Marital status was assessed by asking participants one question – “are you now married, living with a partner in a marriage-like relationship, widowed, divorced, separated, or never married” (California Health Interview Survey, 2016, p. 5). Marital status will be operationalized for this study by finding out whether the respondents were married, or not. Like age, the analysis will be dichotomous. Thus, all other forms of unions (or living arrangements) will be ignored to create a dichotomous understanding of whether marital status affects the relationship between the dependent and independent variables. Therefore, only two outcomes could emerge in the study: marital status has influenced the relationship with the dependent variable, or not.
Housing type was assessed by asking participants the question – “do you live in a house, a duplex, a building with three or more units, or in a mobile home” (California Health Interview Survey, 2016, p. 6). They were also asked to state which type of residency status they held in their homes. Two options were available: renting or owning a home. Housing type will be operationalized for this study by finding out if there is a relationship between the different types of household ownership (renting or owning a home) and the dependent variable, which is asthma. This analysis will be undertaken to understand whether there is a correlation between homeowners and asthma incidences, or whether there is a relationship between the number of people who rent a house and asthma. This analysis would aid in understanding whether housing types affect asthma incidences (Harring & Blozis, 2014).

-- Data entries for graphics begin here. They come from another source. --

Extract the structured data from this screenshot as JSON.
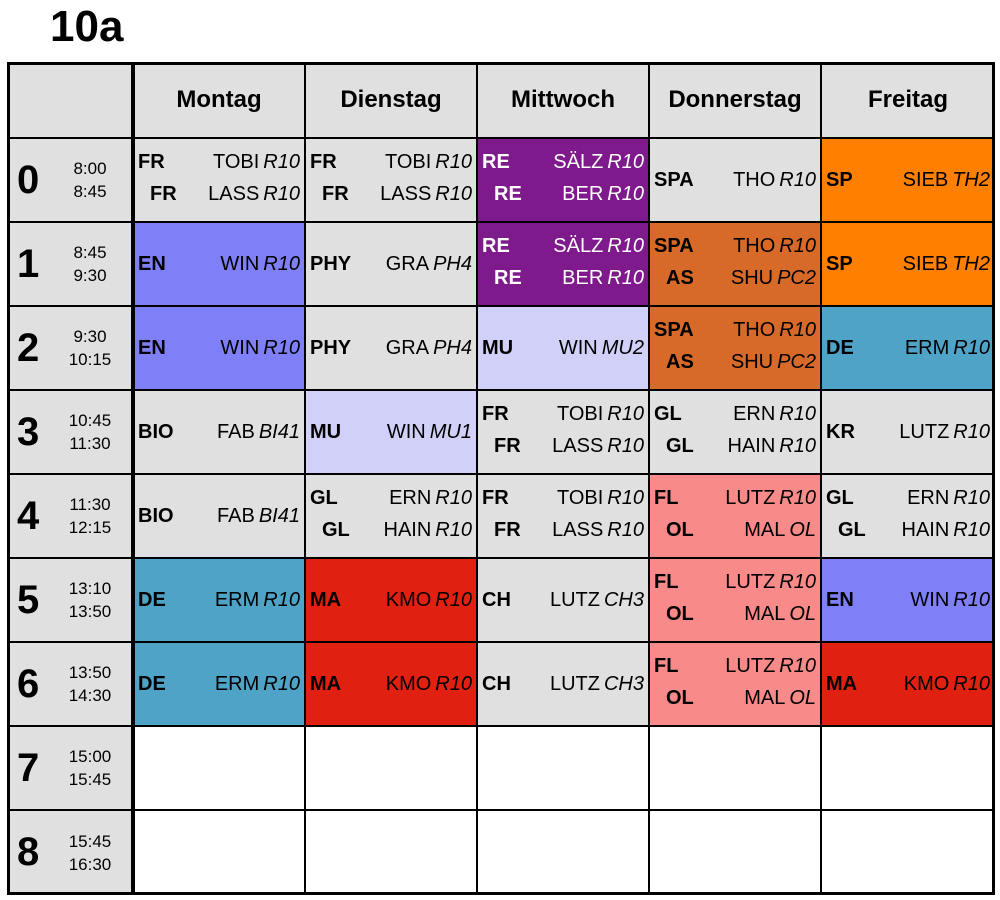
{
  "class_name": "10a",
  "days": [
    "Montag",
    "Dienstag",
    "Mittwoch",
    "Donnerstag",
    "Freitag"
  ],
  "colors": {
    "grey": "#e0e0e0",
    "blue": "#7f7ff8",
    "purple": "#7f1a8c",
    "orange": "#ff8000",
    "brown": "#d76a28",
    "lavender": "#d0d0f8",
    "teal": "#4fa3c6",
    "red": "#e02010",
    "pink": "#f88a8a",
    "white": "#ffffff"
  },
  "periods": [
    {
      "num": "0",
      "start": "8:00",
      "end": "8:45",
      "cells": [
        {
          "bg": "grey",
          "lines": [
            {
              "s": "FR",
              "t": "TOBI",
              "r": "R10"
            },
            {
              "s": "FR",
              "t": "LASS",
              "r": "R10"
            }
          ]
        },
        {
          "bg": "grey",
          "lines": [
            {
              "s": "FR",
              "t": "TOBI",
              "r": "R10"
            },
            {
              "s": "FR",
              "t": "LASS",
              "r": "R10"
            }
          ]
        },
        {
          "bg": "purple",
          "lines": [
            {
              "s": "RE",
              "t": "SÄLZ",
              "r": "R10"
            },
            {
              "s": "RE",
              "t": "BER",
              "r": "R10"
            }
          ]
        },
        {
          "bg": "grey",
          "lines": [
            {
              "s": "SPA",
              "t": "THO",
              "r": "R10"
            }
          ]
        },
        {
          "bg": "orange",
          "lines": [
            {
              "s": "SP",
              "t": "SIEB",
              "r": "TH2"
            }
          ]
        }
      ]
    },
    {
      "num": "1",
      "start": "8:45",
      "end": "9:30",
      "cells": [
        {
          "bg": "blue",
          "lines": [
            {
              "s": "EN",
              "t": "WIN",
              "r": "R10"
            }
          ]
        },
        {
          "bg": "grey",
          "lines": [
            {
              "s": "PHY",
              "t": "GRA",
              "r": "PH4"
            }
          ]
        },
        {
          "bg": "purple",
          "lines": [
            {
              "s": "RE",
              "t": "SÄLZ",
              "r": "R10"
            },
            {
              "s": "RE",
              "t": "BER",
              "r": "R10"
            }
          ]
        },
        {
          "bg": "brown",
          "lines": [
            {
              "s": "SPA",
              "t": "THO",
              "r": "R10"
            },
            {
              "s": "AS",
              "t": "SHU",
              "r": "PC2"
            }
          ]
        },
        {
          "bg": "orange",
          "lines": [
            {
              "s": "SP",
              "t": "SIEB",
              "r": "TH2"
            }
          ]
        }
      ]
    },
    {
      "num": "2",
      "start": "9:30",
      "end": "10:15",
      "cells": [
        {
          "bg": "blue",
          "lines": [
            {
              "s": "EN",
              "t": "WIN",
              "r": "R10"
            }
          ]
        },
        {
          "bg": "grey",
          "lines": [
            {
              "s": "PHY",
              "t": "GRA",
              "r": "PH4"
            }
          ]
        },
        {
          "bg": "lavender",
          "lines": [
            {
              "s": "MU",
              "t": "WIN",
              "r": "MU2"
            }
          ]
        },
        {
          "bg": "brown",
          "lines": [
            {
              "s": "SPA",
              "t": "THO",
              "r": "R10"
            },
            {
              "s": "AS",
              "t": "SHU",
              "r": "PC2"
            }
          ]
        },
        {
          "bg": "teal",
          "lines": [
            {
              "s": "DE",
              "t": "ERM",
              "r": "R10"
            }
          ]
        }
      ]
    },
    {
      "num": "3",
      "start": "10:45",
      "end": "11:30",
      "cells": [
        {
          "bg": "grey",
          "lines": [
            {
              "s": "BIO",
              "t": "FAB",
              "r": "BI41"
            }
          ]
        },
        {
          "bg": "lavender",
          "lines": [
            {
              "s": "MU",
              "t": "WIN",
              "r": "MU1"
            }
          ]
        },
        {
          "bg": "grey",
          "lines": [
            {
              "s": "FR",
              "t": "TOBI",
              "r": "R10"
            },
            {
              "s": "FR",
              "t": "LASS",
              "r": "R10"
            }
          ]
        },
        {
          "bg": "grey",
          "lines": [
            {
              "s": "GL",
              "t": "ERN",
              "r": "R10"
            },
            {
              "s": "GL",
              "t": "HAIN",
              "r": "R10"
            }
          ]
        },
        {
          "bg": "grey",
          "lines": [
            {
              "s": "KR",
              "t": "LUTZ",
              "r": "R10"
            }
          ]
        }
      ]
    },
    {
      "num": "4",
      "start": "11:30",
      "end": "12:15",
      "cells": [
        {
          "bg": "grey",
          "lines": [
            {
              "s": "BIO",
              "t": "FAB",
              "r": "BI41"
            }
          ]
        },
        {
          "bg": "grey",
          "lines": [
            {
              "s": "GL",
              "t": "ERN",
              "r": "R10"
            },
            {
              "s": "GL",
              "t": "HAIN",
              "r": "R10"
            }
          ]
        },
        {
          "bg": "grey",
          "lines": [
            {
              "s": "FR",
              "t": "TOBI",
              "r": "R10"
            },
            {
              "s": "FR",
              "t": "LASS",
              "r": "R10"
            }
          ]
        },
        {
          "bg": "pink",
          "lines": [
            {
              "s": "FL",
              "t": "LUTZ",
              "r": "R10"
            },
            {
              "s": "OL",
              "t": "MAL",
              "r": "OL"
            }
          ]
        },
        {
          "bg": "grey",
          "lines": [
            {
              "s": "GL",
              "t": "ERN",
              "r": "R10"
            },
            {
              "s": "GL",
              "t": "HAIN",
              "r": "R10"
            }
          ]
        }
      ]
    },
    {
      "num": "5",
      "start": "13:10",
      "end": "13:50",
      "cells": [
        {
          "bg": "teal",
          "lines": [
            {
              "s": "DE",
              "t": "ERM",
              "r": "R10"
            }
          ]
        },
        {
          "bg": "red",
          "lines": [
            {
              "s": "MA",
              "t": "KMO",
              "r": "R10"
            }
          ]
        },
        {
          "bg": "grey",
          "lines": [
            {
              "s": "CH",
              "t": "LUTZ",
              "r": "CH3"
            }
          ]
        },
        {
          "bg": "pink",
          "lines": [
            {
              "s": "FL",
              "t": "LUTZ",
              "r": "R10"
            },
            {
              "s": "OL",
              "t": "MAL",
              "r": "OL"
            }
          ]
        },
        {
          "bg": "blue",
          "lines": [
            {
              "s": "EN",
              "t": "WIN",
              "r": "R10"
            }
          ]
        }
      ]
    },
    {
      "num": "6",
      "start": "13:50",
      "end": "14:30",
      "cells": [
        {
          "bg": "teal",
          "lines": [
            {
              "s": "DE",
              "t": "ERM",
              "r": "R10"
            }
          ]
        },
        {
          "bg": "red",
          "lines": [
            {
              "s": "MA",
              "t": "KMO",
              "r": "R10"
            }
          ]
        },
        {
          "bg": "grey",
          "lines": [
            {
              "s": "CH",
              "t": "LUTZ",
              "r": "CH3"
            }
          ]
        },
        {
          "bg": "pink",
          "lines": [
            {
              "s": "FL",
              "t": "LUTZ",
              "r": "R10"
            },
            {
              "s": "OL",
              "t": "MAL",
              "r": "OL"
            }
          ]
        },
        {
          "bg": "red",
          "lines": [
            {
              "s": "MA",
              "t": "KMO",
              "r": "R10"
            }
          ]
        }
      ]
    },
    {
      "num": "7",
      "start": "15:00",
      "end": "15:45",
      "cells": [
        {
          "bg": "white",
          "lines": []
        },
        {
          "bg": "white",
          "lines": []
        },
        {
          "bg": "white",
          "lines": []
        },
        {
          "bg": "white",
          "lines": []
        },
        {
          "bg": "white",
          "lines": []
        }
      ]
    },
    {
      "num": "8",
      "start": "15:45",
      "end": "16:30",
      "cells": [
        {
          "bg": "white",
          "lines": []
        },
        {
          "bg": "white",
          "lines": []
        },
        {
          "bg": "white",
          "lines": []
        },
        {
          "bg": "white",
          "lines": []
        },
        {
          "bg": "white",
          "lines": []
        }
      ]
    }
  ]
}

Caring neighbors, as a covariate, was assessed by asking participants to respond to this question – “tell me if you strongly agree, agree, disagree, or strongly disagree with the following statement: people in my neighborhood are willing to help each other” (California Health Interview Survey, 2016, p. 6). Participants were also asked to respond to two statements: “people in this neighborhood do not get along with each other” and “you can count on adults in this neighborhood to watch out that children are safe” (UCLA Center for Health Policy Research, 2017, p. 9). Caring neighbors will be operationalized for this study by examining the number of people who trust their neighbors. This variable will be operationalized this way because trust is a significant indicator of people’s ability to care for their neighbors (Depaoli, 2013; De Mutsert, Sun, Willett, Hu, & Van Dam, 2014).